The Chief of Defence Force is the head of the Singapore Armed Forces (SAF), who holds the rank Lieutenant-General or Vice-Admiral.

The position was created in 1974 as Chief of the General Staff, with the appointment of Winston Choo, before changing to its current name in May 1990. Prior to the appointment of Choo as Chief of the General Staff, the Ministry of Defence was in charge of the SAF. Before the position was created, the head of Singapore Army—which at that time made up the military—held the position of Director, General Staff.

The president has the power to appoint each new CDF, as well as new chief of each of the four services in the SAF, on the advice of the prime minister, who in turn must consult with the Armed Forces Council, on which the CDF sits. The CDF also maintains a role as an aide-de-camp to the president.

Role
The CDF is the operational head of the SAF, and holds a seat on the Armed Forces Council which oversees all matters pertaining to the SAF. In addition, if any of the four service chiefs—the Chief of Army, Chief of Navy, Chief of Air Force or Chief of Digital and Intellegence Service—is unable to carry out his duties, the CDF is tasked to perform those duties in addition to his own. If the CDF is unable to perform his own duties, the Minister of Defence is allowed to select one of the four service chiefs to perform the CDF's duties.

The office of CDF also carries with it a position as one of three full-time aides-de-camp to the President. According to the Singapore Presidential Office website, the position entails handling the President's security and his/her social needs, in addition to other general duties.

A number of powers relating to summary trials for military offences is vested in the CDF. Paragraph 2, Section 62 of the Singapore Armed Forces Act states that any offence in which the accused holds the rank of Colonel or Military Expert 7 is to be referred to the CDF, who can then dismiss the charge, hold a summary trial, or pass the case on to the director of legal services of the SAF, who can in turn instruct the CDF to try the accused.
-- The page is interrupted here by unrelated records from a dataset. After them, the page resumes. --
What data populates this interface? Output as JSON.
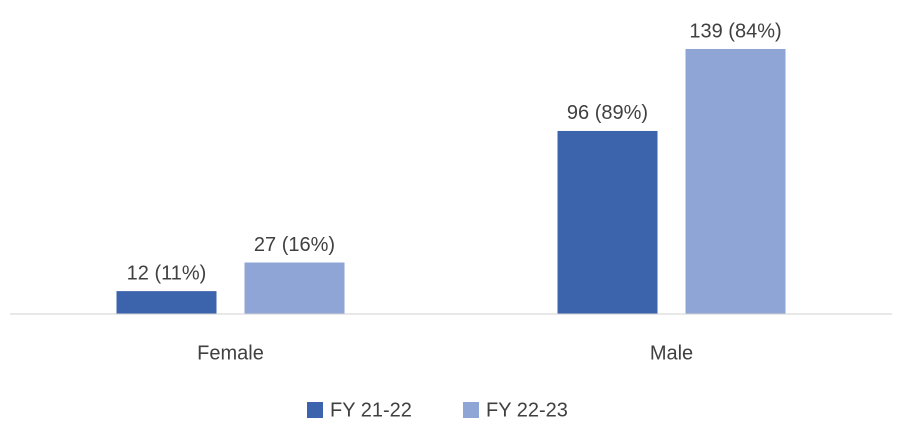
{
  "chart_data": {
    "type": "bar",
    "categories": [
      "Female",
      "Male"
    ],
    "series": [
      {
        "name": "FY 21-22",
        "color": "#3c64ad",
        "values": [
          12,
          96
        ],
        "value_labels": [
          "12 (11%)",
          "96 (89%)"
        ]
      },
      {
        "name": "FY 22-23",
        "color": "#8fa5d6",
        "values": [
          27,
          139
        ],
        "value_labels": [
          "27 (16%)",
          "139 (84%)"
        ]
      }
    ],
    "ylim": [
      0,
      150
    ],
    "legend": "bottom"
  }
}
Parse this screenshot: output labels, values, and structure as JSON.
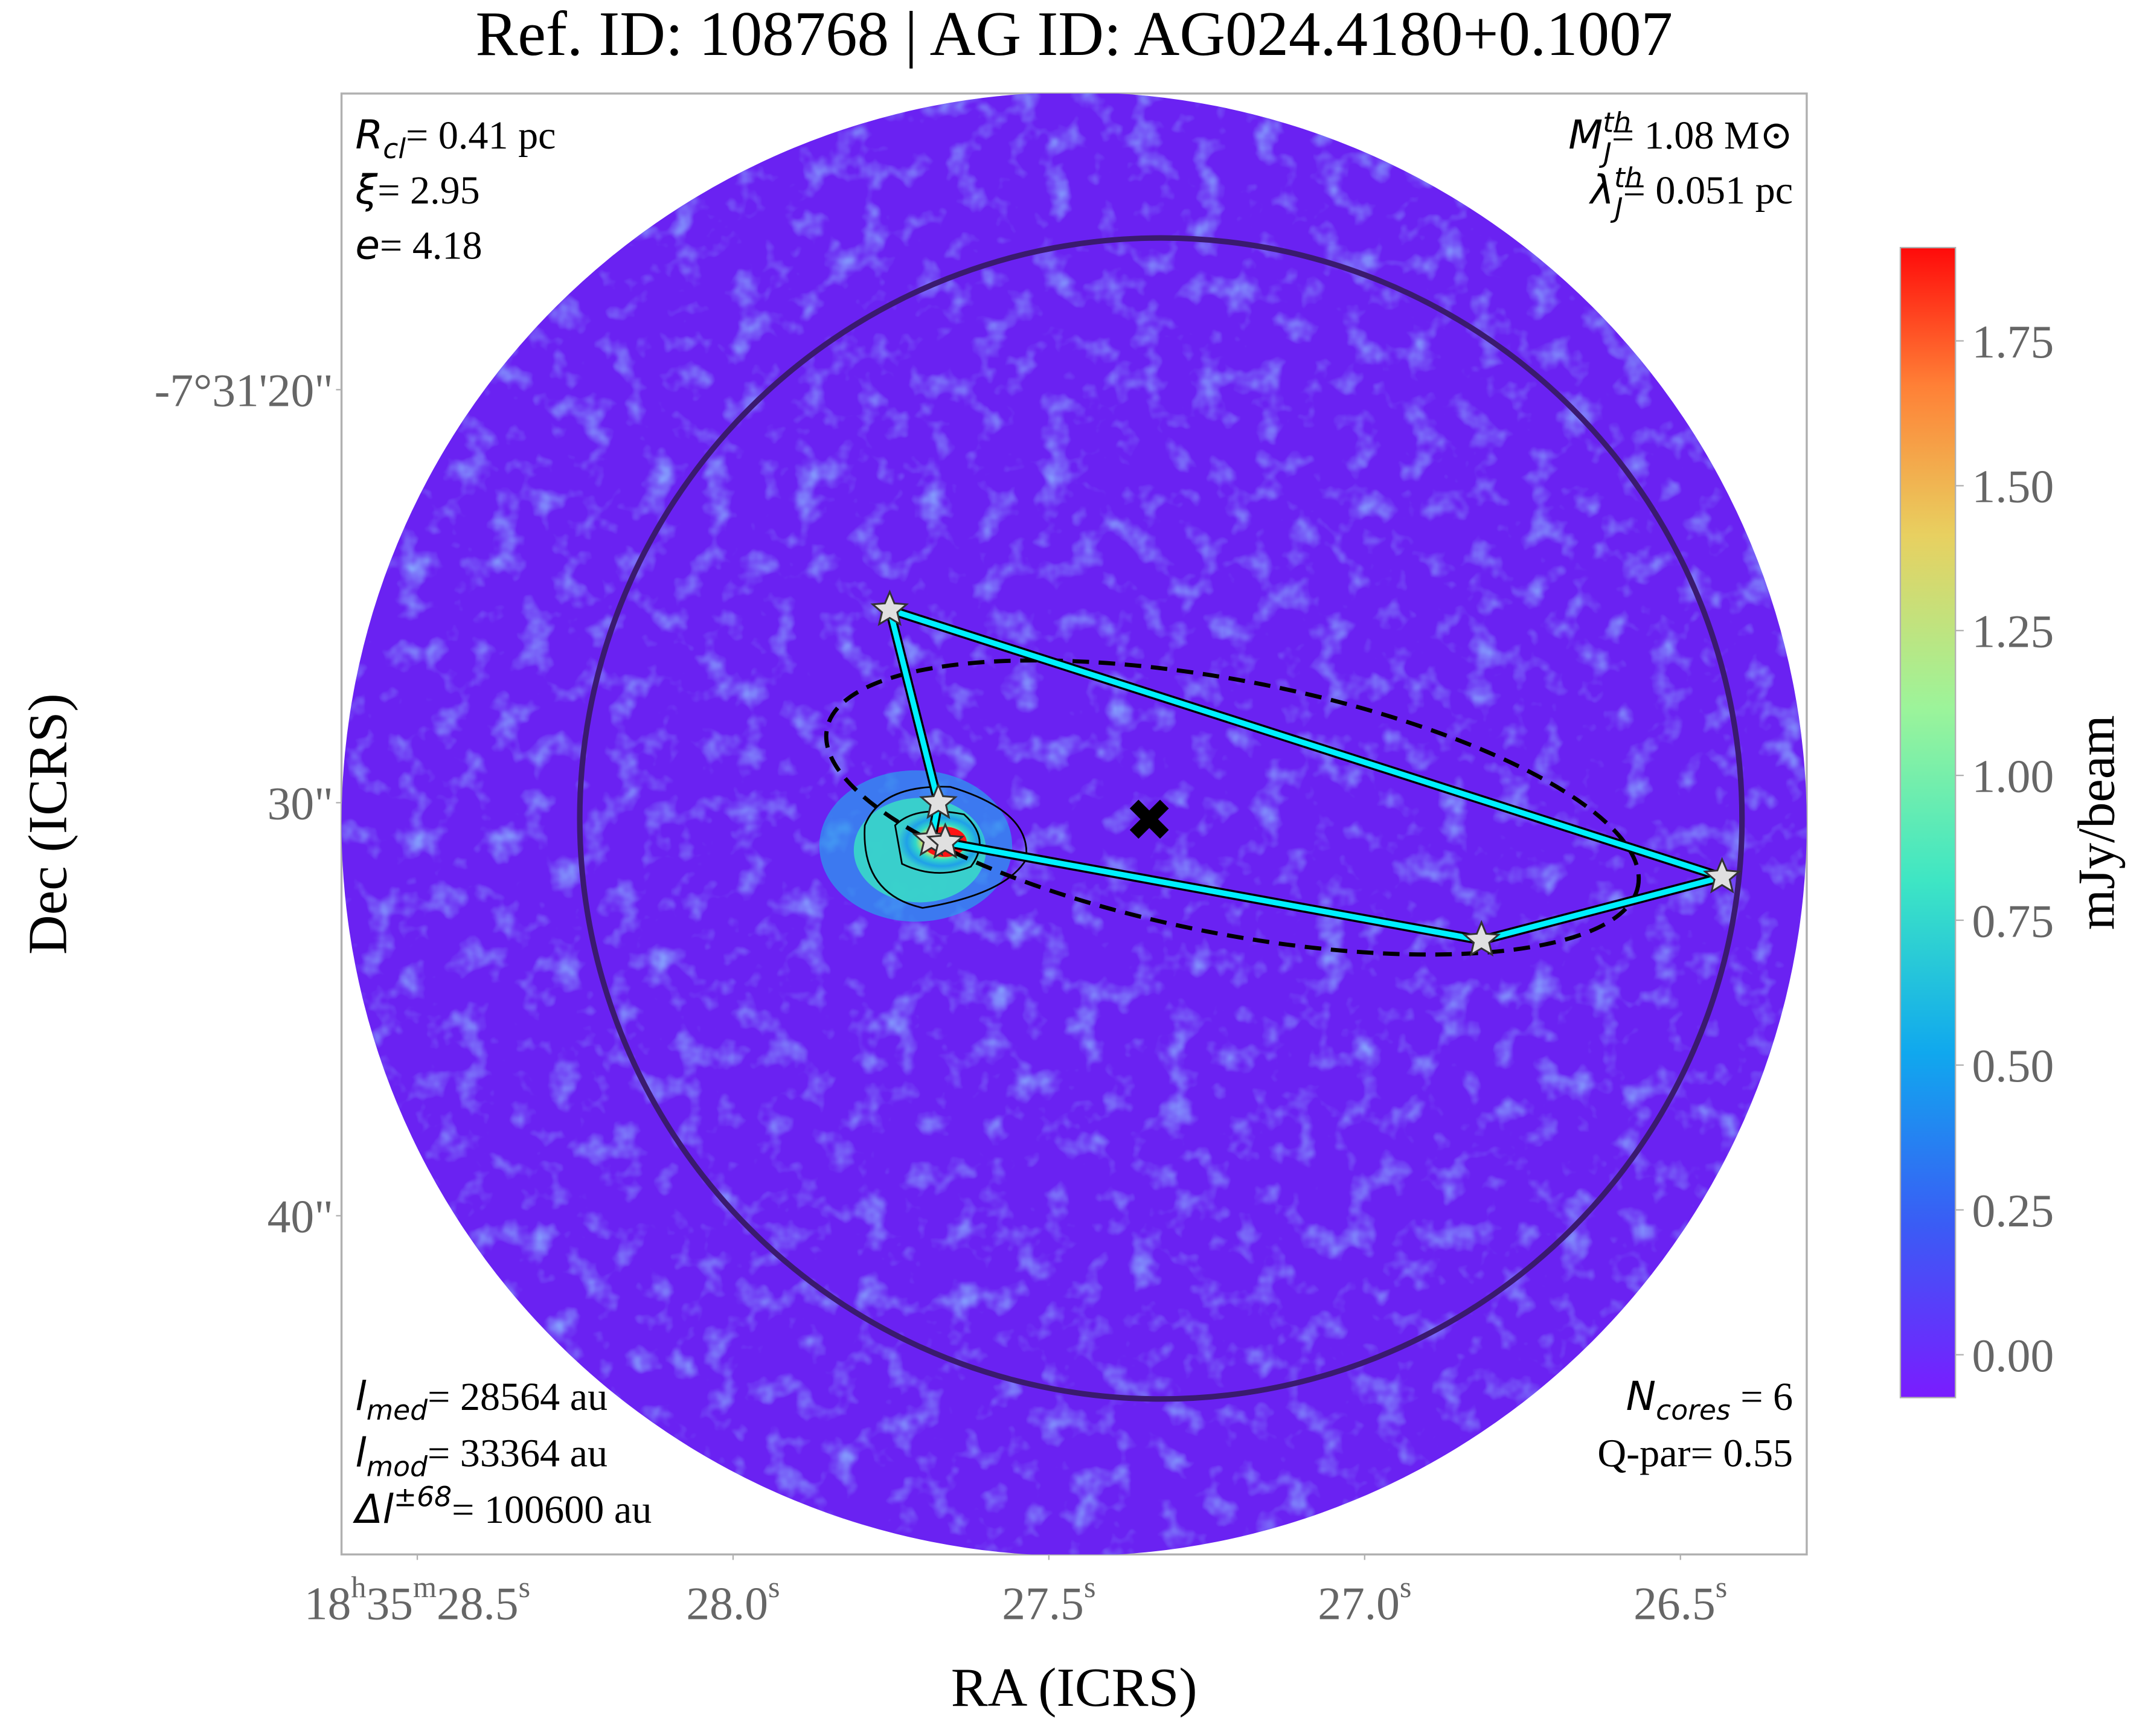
{
  "chart_data": {
    "type": "image",
    "title": "Ref. ID: 108768 | AG ID: AG024.4180+0.1007",
    "x_label": "RA (ICRS)",
    "y_label": "Dec (ICRS)",
    "xlim": [
      28.62,
      26.3
    ],
    "ylim": [
      48.2,
      12.83
    ],
    "xticks": [
      {
        "value": 28.5,
        "label": "18h35m28.5s"
      },
      {
        "value": 28.0,
        "label": "28.0s"
      },
      {
        "value": 27.5,
        "label": "27.5s"
      },
      {
        "value": 27.0,
        "label": "27.0s"
      },
      {
        "value": 26.5,
        "label": "26.5s"
      }
    ],
    "yticks": [
      {
        "value": 20,
        "label": "-7°31'20\""
      },
      {
        "value": 30,
        "label": "30\""
      },
      {
        "value": 40,
        "label": "40\""
      }
    ],
    "cores": {
      "x": [
        27.752,
        27.675,
        27.686,
        27.664,
        26.815,
        26.434
      ],
      "y": [
        25.33,
        30.0,
        30.9,
        30.96,
        33.33,
        31.8
      ]
    },
    "center": {
      "x": 27.341,
      "y": 30.4
    },
    "colorbar": {
      "label": "mJy/beam",
      "lim": [
        -0.074,
        1.911
      ],
      "ticks": [
        {
          "value": 0,
          "label": "0.00"
        },
        0.25,
        {
          "value": 0.5,
          "label": "0.50"
        },
        0.75,
        {
          "value": 1,
          "label": "1.00"
        },
        1.25,
        {
          "value": 1.5,
          "label": "1.50"
        },
        1.75
      ]
    },
    "annotations": {
      "top_left": [
        {
          "base": "R",
          "sub": "cl",
          "rest": "= 0.41 pc"
        },
        {
          "base": "ξ",
          "rest": "= 2.95"
        },
        {
          "base": "e",
          "rest": "= 4.18"
        }
      ],
      "top_right": [
        {
          "base": "M",
          "sub": "J",
          "sup": "th",
          "rest": "= 1.08 M⊙"
        },
        {
          "base": "λ",
          "sub": "J",
          "sup": "th",
          "rest": "= 0.051 pc"
        }
      ],
      "bottom_left": [
        {
          "base": "l",
          "sub": "med",
          "rest": "= 28564 au"
        },
        {
          "base": "l",
          "sub": "mod",
          "rest": "= 33364 au"
        },
        {
          "base": "Δl",
          "sup": "±68",
          "rest": "= 100600 au"
        }
      ],
      "bottom_right": [
        {
          "base": "N",
          "sub": "cores",
          "rest": " = 6"
        },
        {
          "base": "Q-par= 0.55"
        }
      ]
    }
  }
}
As head of the SAF, the CDF often makes visits to countries with shared military interests, such as Bahrain, Japan, and Vietnam, and also occasionally hosts foreign military chiefs on official visits.

List of officeholders (1965–1990)
The role of the head of the SAF was first titled as "Director, General Staff" around 1969, and was held by Brigadier-General T. J. D. Campbell, who was previously Head of the Singapore Defence Force (1965–1966), and the Singapore Volunteer Corps (late 1950s–1965) before the independence of Singapore in 1965. Campbell had been Acting Director since around 1968. Colonel Kirpa Ram Vij was appointed his successor. According to sources, the position of "Director, General Staff" was considered similar to the position of the present-day CDF, and was equivalent to Chief of Army. A news report from The Straits Times on Campbell's death refers to him as having been "army chief."

In 1974, Colonel Winston Choo was given the appointment of Chief of the General Staff, having previously been a departmental head at the Ministry of Defence (MINDEF). In May 1990, the position was changed to its current name, with Choo, who had been promoted to Lieutenant-General, still in office. He had been promoted to each of the general ranks in 1974, 1978 and 1988. Choo stepped down in 1992, after 18 years as the head of the SAF.

Prime Minister Lee Kuan Yew described Goh Keng Swee as the de facto armed forces chief of staff when the latter was Minister for Defence. Goh had been responsible for evolving the SAF while serving as Minister for Defence from 1965 to 1967.

Although Campbell and Vij have both held a position of similar authority, Choo is referred to as the first CDF in a number of MINDEF publications.

In the past, there also existed a Deputy Chief of the General Staff, who was tasked to "[work] with troops on the ground," but there is no deputy position for the present-day CDF in the structure of the SAF.

List of chiefs of Defence Force (1990–present)

Since the appointment of CDF was established in 1990, there have been seven holders to the position, beginning with Winston Choo who was already in office as Chief of the General Staff.

In their retirement citations from the Ministry of Defence,
 Both Bey Soo Khiang and Lim Chuan Poh were cited for having "positioned the SAF to meet the challenges in the 21st century" and for improving the SAF's capacity to use latest technology in advancing the forces' proficiency;
 Ng Yat Chung's retirement citation noted that he "successfully commanded the overall deployment of the SAF in peace support operations in East Timor" and disaster relief after both the 2004 Indian Ocean earthquake and tsunami and the 2006 Yogyakarta earthquake;
 Desmond Kuek was cited for "(leading) the SAF's transformation into a modernised, integrated and networked fighting force" and "significantly (enhancing) the SAF's ability to deal effectively with the evolving security challenges".